Although we found a significantly increased risk of CRC in PLWH, our study did have limitations. For example, we did not assess individual components of the immune system and their relationship with CRC. One of the proposed mechanisms of CRC pathogenesis is immune suppression. And this was corroborated by studies showing that a low CD4 count was associated with an increased risk of CRC.^4,13 We were not able to identify CD4 counts and their relation to CRC prevalence. Additionally, we had to rely on the SNOMED-CT codes, therefore, we cannot verify the accuracy of the diagnosis, and there is also the possibility of coding errors. Another limitation is that temporal relationships cannot be established by using our study. Similarly, this is an observational study; therefore, it is difficult to truly establish prevalence and establish a causal relationship for a risk factor. Also, some variable stratifications (for example age) criteria were set by Explorys, and due to the statistical methods used with the database, N= 10 patients were unaccounted for in the HIV population when stratified by gender.

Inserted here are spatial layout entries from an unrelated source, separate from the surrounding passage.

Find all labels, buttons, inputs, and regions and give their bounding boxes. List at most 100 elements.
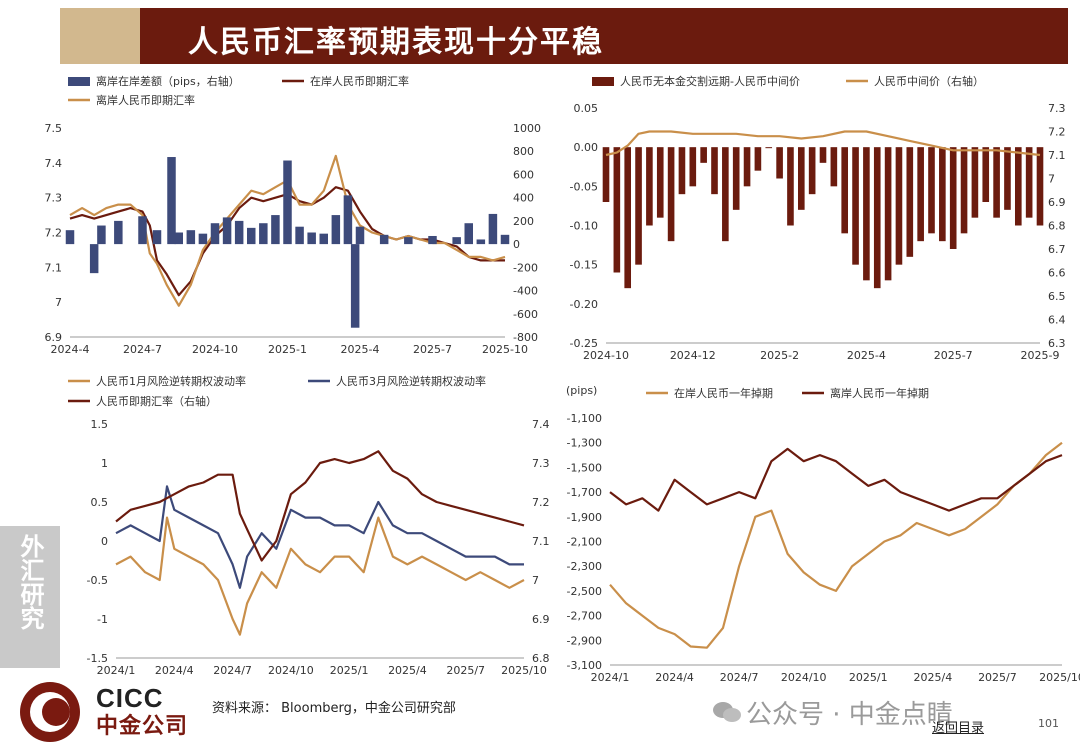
x-tick-label: 2024-7 bbox=[123, 343, 162, 356]
x-tick-label: 2024/1 bbox=[97, 664, 136, 677]
page-title: 人民币汇率预期表现十分平稳 bbox=[188, 25, 604, 60]
y-left-tick-label: 7.5 bbox=[45, 122, 63, 135]
y-left-tick-label: -1.5 bbox=[87, 652, 108, 665]
y-left-tick-label: 0.00 bbox=[574, 141, 599, 154]
bar-mark bbox=[152, 230, 162, 245]
wechat-icon bbox=[713, 702, 741, 722]
y-left-tick-label: -0.20 bbox=[570, 298, 598, 311]
bar-mark bbox=[97, 225, 106, 245]
bar-mark bbox=[476, 239, 486, 245]
legend-label: 在岸人民币一年掉期 bbox=[674, 386, 773, 400]
bar-mark bbox=[787, 147, 794, 226]
bar-mark bbox=[198, 233, 208, 245]
y-left-tick-label: -1,500 bbox=[567, 461, 602, 474]
x-tick-label: 2025/1 bbox=[849, 671, 888, 684]
bar-mark bbox=[982, 147, 990, 202]
bar-mark bbox=[928, 147, 935, 234]
bar-mark bbox=[404, 237, 413, 245]
y-right-tick-label: 600 bbox=[513, 168, 534, 181]
chart-risk-reversal: 1.5 1 0.5 0 -0.5 -1 -1.5 7.4 7.3 7.2 7.1 7 6.9 6.8 202… bbox=[0, 370, 550, 680]
y-left-tick-label: 6.9 bbox=[45, 331, 63, 344]
x-tick-label: 2024/10 bbox=[781, 671, 827, 684]
bar-mark bbox=[210, 223, 220, 245]
bar-mark bbox=[873, 147, 881, 289]
legend-label: 人民币1月风险逆转期权波动率 bbox=[96, 374, 246, 388]
y-right-tick-label: 7.2 bbox=[532, 496, 550, 509]
legend-label: 在岸人民币即期汇率 bbox=[310, 74, 409, 88]
y-left-tick-label: 7.3 bbox=[45, 192, 63, 205]
y-right-tick-label: -200 bbox=[513, 261, 538, 274]
bar-mark bbox=[700, 147, 707, 163]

These figures were rounded up to equate with the total, with negligible impact on the overall percentage. Finally, we did not assess overall mortality from CRC within this population.

Conclusion

This study contributes valuable insights into the heightened risk of colorectal cancer (CRC) within the HIV population, a phenomenon not widely explored in existing literature. Our findings underscore the necessity for potential adjustments in screening guidelines to cater to this demographic. Given the elevated prevalence of adenomatous polyps among HIV patients, early detection through tailored screening protocols holds promise for mitigating malignant progression and enhancing survival outcomes.

However, comprehensive understanding of CRC risk in this population necessitates further investigation, particularly regarding its correlation with CD4 counts. Continued research efforts are important to elucidate further associations between HIV infection, immune status, and colorectal malignancy, thereby informing more targeted prevention and management strategies.